The problem with Tarantino in general, and Django in particular, is one of tone. You never feel sure where it lies. For example, a scene featuring a scary-looking posse of masked Klansmen degenerates into farce when they start bickering about the size of the eye-holes in their bagged masks. It's a typical Tarantinoid riff, like the argument about the Madonna song at the start of Reservoir Dogs. Some find this garrulous back-and-forth funnier than others, and that's fine. But Tarantino hasn't found a way to integrate humour with horror, which becomes quite extreme in the latter half.

Django and Schultz have found their way to the plantation of Calvin Candie, a spoilt Southern aristo played with a devil's twinkle by Leonardo DiCaprio. Candie's thin veneer of affability hides a sadist who allows a man to be torn limb from limb by rabid dogs, and who revels in "Mandingo" wrestling – a fight to the death between slave combatants. The obscene degradation of this is plain, yet its impact is dulled by the atmosphere of moustache-twirling campiness surrounding it.

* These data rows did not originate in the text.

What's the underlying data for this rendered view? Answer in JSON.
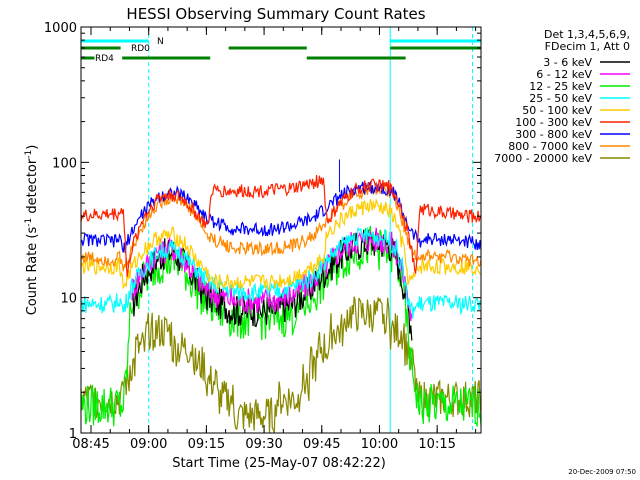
{
  "chart_data": {
    "type": "line",
    "title": "HESSI Observing Summary Count Rates",
    "xlabel": "Start Time (25-May-07 08:42:22)",
    "ylabel_prefix": "Count Rate (s",
    "ylabel_sup1": "-1",
    "ylabel_mid": " detector",
    "ylabel_sup2": "-1",
    "ylabel_suffix": ")",
    "x_unit": "minutes after 08:42:22",
    "xlim": [
      0,
      104
    ],
    "ylim": [
      1,
      1000
    ],
    "yscale": "log",
    "x_ticks": [
      {
        "label": "08:45",
        "x": 2.6
      },
      {
        "label": "09:00",
        "x": 17.6
      },
      {
        "label": "09:15",
        "x": 32.6
      },
      {
        "label": "09:30",
        "x": 47.6
      },
      {
        "label": "09:45",
        "x": 62.6
      },
      {
        "label": "10:00",
        "x": 77.6
      },
      {
        "label": "10:15",
        "x": 92.6
      }
    ],
    "y_ticks": [
      {
        "label": "1",
        "y": 1
      },
      {
        "label": "10",
        "y": 10
      },
      {
        "label": "100",
        "y": 100
      },
      {
        "label": "1000",
        "y": 1000
      }
    ],
    "legend": {
      "placement": "right",
      "header": [
        "Det 1,3,4,5,6,9,",
        "FDecim 1, Att 0"
      ]
    },
    "footer_date": "20-Dec-2009 07:50",
    "series": [
      {
        "name": "3 - 6 keV",
        "color": "#000000",
        "x": [
          0,
          9,
          11,
          13,
          16,
          20,
          24,
          27,
          30,
          33,
          40,
          50,
          55,
          60,
          63,
          67,
          71,
          75,
          80,
          82,
          84,
          86,
          88,
          90,
          95,
          100,
          104
        ],
        "y": [
          null,
          null,
          null,
          8,
          14,
          20,
          22,
          18,
          13,
          10,
          8,
          8,
          9,
          12,
          15,
          20,
          24,
          26,
          25,
          20,
          12,
          6,
          null,
          null,
          null,
          null,
          null
        ]
      },
      {
        "name": "6 - 12 keV",
        "color": "#ff00ff",
        "x": [
          0,
          9,
          11,
          13,
          16,
          20,
          24,
          27,
          30,
          33,
          40,
          50,
          55,
          60,
          63,
          67,
          71,
          75,
          80,
          82,
          84,
          86,
          88
        ],
        "y": [
          null,
          null,
          null,
          11,
          16,
          22,
          23,
          19,
          14,
          11,
          9.5,
          9.5,
          10.5,
          13,
          16,
          22,
          26,
          27,
          26,
          22,
          14,
          7,
          null
        ]
      },
      {
        "name": "12 - 25 keV",
        "color": "#00ee00",
        "x": [
          0,
          9,
          11,
          12,
          13,
          16,
          20,
          24,
          27,
          30,
          33,
          40,
          50,
          55,
          60,
          63,
          67,
          71,
          75,
          80,
          82,
          84,
          85,
          86,
          88,
          90,
          95,
          100,
          104
        ],
        "y": [
          1.6,
          1.6,
          1.6,
          3,
          9,
          13,
          18,
          19,
          16,
          12,
          9,
          7,
          7,
          7.5,
          10,
          13,
          18,
          22,
          24,
          22,
          19,
          11,
          5,
          3,
          1.6,
          1.6,
          1.6,
          1.6,
          1.6
        ]
      },
      {
        "name": "25 - 50 keV",
        "color": "#00ffff",
        "x": [
          0,
          9,
          10,
          11,
          13,
          16,
          20,
          24,
          27,
          30,
          33,
          40,
          50,
          55,
          60,
          63,
          67,
          71,
          75,
          80,
          82,
          84,
          85,
          86,
          88,
          90,
          95,
          100,
          104
        ],
        "y": [
          9,
          9,
          10,
          8,
          12,
          16,
          22,
          23,
          20,
          16,
          13,
          11,
          11,
          12,
          14,
          18,
          23,
          28,
          29,
          27,
          23,
          15,
          9,
          8,
          9,
          9,
          9,
          9,
          9
        ]
      },
      {
        "name": "50 - 100 keV",
        "color": "#ffcc00",
        "x": [
          0,
          9,
          10,
          11,
          13,
          16,
          20,
          24,
          27,
          30,
          33,
          34,
          40,
          50,
          55,
          60,
          63,
          64,
          67,
          71,
          75,
          80,
          82,
          84,
          85,
          86,
          88,
          90,
          95,
          100,
          104
        ],
        "y": [
          17,
          17,
          18,
          12,
          16,
          22,
          28,
          29,
          25,
          19,
          15,
          13,
          13,
          13,
          14,
          17,
          20,
          30,
          36,
          44,
          48,
          44,
          36,
          22,
          14,
          13,
          17,
          17,
          17,
          17,
          17
        ]
      },
      {
        "name": "100 - 300 keV",
        "color": "#ff2200",
        "x": [
          0,
          10,
          11,
          12,
          13,
          16,
          20,
          24,
          27,
          30,
          33,
          34,
          40,
          50,
          55,
          60,
          63,
          64,
          67,
          71,
          75,
          80,
          82,
          84,
          86,
          87,
          88,
          90,
          95,
          100,
          104
        ],
        "y": [
          40,
          42,
          46,
          14,
          22,
          38,
          55,
          58,
          52,
          42,
          33,
          62,
          61,
          62,
          64,
          70,
          75,
          36,
          48,
          62,
          68,
          66,
          56,
          40,
          22,
          14,
          45,
          45,
          42,
          40,
          40
        ]
      },
      {
        "name": "300 - 800 keV",
        "color": "#0000ff",
        "x": [
          0,
          9,
          10,
          11,
          13,
          16,
          20,
          24,
          27,
          30,
          33,
          40,
          50,
          55,
          60,
          63,
          67,
          71,
          75,
          80,
          82,
          84,
          86,
          88,
          90,
          95,
          100,
          104
        ],
        "y": [
          27,
          26,
          28,
          22,
          30,
          42,
          56,
          60,
          56,
          48,
          38,
          32,
          32,
          34,
          38,
          44,
          55,
          64,
          66,
          64,
          56,
          40,
          30,
          26,
          27,
          27,
          26,
          25
        ]
      },
      {
        "name": "800 - 7000 keV",
        "color": "#ff8800",
        "x": [
          0,
          9,
          10,
          11,
          13,
          16,
          20,
          24,
          27,
          30,
          33,
          40,
          50,
          55,
          60,
          63,
          67,
          71,
          75,
          80,
          82,
          84,
          86,
          88,
          90,
          95,
          100,
          104
        ],
        "y": [
          20,
          19,
          20,
          16,
          22,
          34,
          50,
          56,
          50,
          40,
          28,
          23,
          23,
          24,
          28,
          34,
          46,
          58,
          64,
          62,
          52,
          34,
          22,
          20,
          20,
          20,
          19,
          19
        ]
      },
      {
        "name": "7000 - 20000 keV",
        "color": "#888800",
        "x": [
          0,
          9,
          10,
          12,
          14,
          16,
          18,
          20,
          24,
          27,
          30,
          33,
          36,
          40,
          50,
          55,
          58,
          60,
          62,
          64,
          67,
          70,
          73,
          76,
          79,
          82,
          84,
          86,
          88,
          90,
          95,
          100,
          104
        ],
        "y": [
          1.8,
          1.8,
          1.8,
          2.4,
          3.6,
          4.5,
          5.3,
          5.5,
          4.8,
          4.2,
          3.5,
          2.6,
          1.9,
          1.5,
          1.5,
          1.8,
          2.2,
          3.0,
          3.8,
          4.6,
          5.6,
          7,
          8,
          7.6,
          7,
          6,
          5,
          3.2,
          1.8,
          1.8,
          1.8,
          1.8,
          1.8
        ]
      }
    ],
    "attenuator_labels": [
      {
        "label": "N",
        "color": "#00ffff"
      },
      {
        "label": "RD0",
        "color": "#008000"
      },
      {
        "label": "RD4",
        "color": "#008000"
      }
    ],
    "bars": [
      {
        "row": "N",
        "color": "#00ffff",
        "segments": [
          [
            0,
            17.6
          ],
          [
            80.4,
            104
          ]
        ]
      },
      {
        "row": "RD0",
        "color": "#008000",
        "segments": [
          [
            0,
            10.3
          ],
          [
            38.4,
            58.7
          ],
          [
            80.4,
            104
          ]
        ]
      },
      {
        "row": "RD4",
        "color": "#008000",
        "segments": [
          [
            0,
            3.5
          ],
          [
            10.7,
            33.6
          ],
          [
            58.7,
            84.4
          ]
        ]
      }
    ],
    "vertical_lines": [
      {
        "x": 0,
        "style": "solid",
        "color": "#00ffff"
      },
      {
        "x": 17.6,
        "style": "dashed",
        "color": "#00ffff"
      },
      {
        "x": 80.4,
        "style": "solid",
        "color": "#00ffff"
      },
      {
        "x": 101.8,
        "style": "dashed",
        "color": "#00ffff"
      }
    ],
    "spikes": [
      {
        "x": 67.2,
        "y": 105,
        "color": "#0000ff"
      }
    ]
  }
}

Interestingly, DiCaprio isn't even the worst of the villains. That would be Stephen, the "house slave" played by Samuel L. Jackson in an unsettling compound of obsequiousness towards his master and viciousness towards his fellow negroes. His outrage at the idea of Django staying "in the big house" is both a comical skit on below-stairs uppityness and a corrective to the cinematic ideal of the black man as martyr/saint. It's a risky characterisation on Tarantino's part – not many others would dare.

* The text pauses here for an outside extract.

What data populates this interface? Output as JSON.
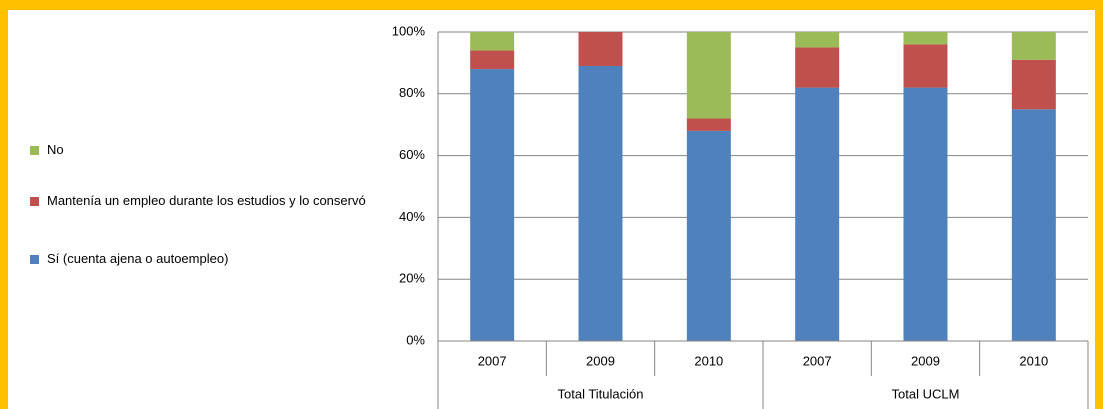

The boldness of this subversion is undercut, however, by the quickening descent of the film into cartoonish overkill. Django himself becomes a stylised avenger, less real than the brave but bewildered figure whose fate initially troubled us. The shoot-'em-up option becomes the driving imperative.

Tarantino can do many things, but editing is not his forte. He doesn't know what to leave out, and after a gripping first hour the film loses itself in detours and sidesteps. After a second hour an ending appears in sight, but there's still another forty-five minutes of mayhem to go. The director even finds time to feature himself as an oafish heavy, complete with strangled Australian accent. He plays alongside a little-known actor named John Jarratt, who starred as the killer in the cold-sweat Oz horror Wolf Creek in 2005. It's one of several cameos with which he keeps himself amused.

Tarantino's knowledge of movies is prodigious in its breadth. He would probably be the best team-mate you could ever have on a movie pub-quiz. But that may also be the reason why his films feel so narrow. He has the technical skills of a grown-up, and the sensibility of an adolescent.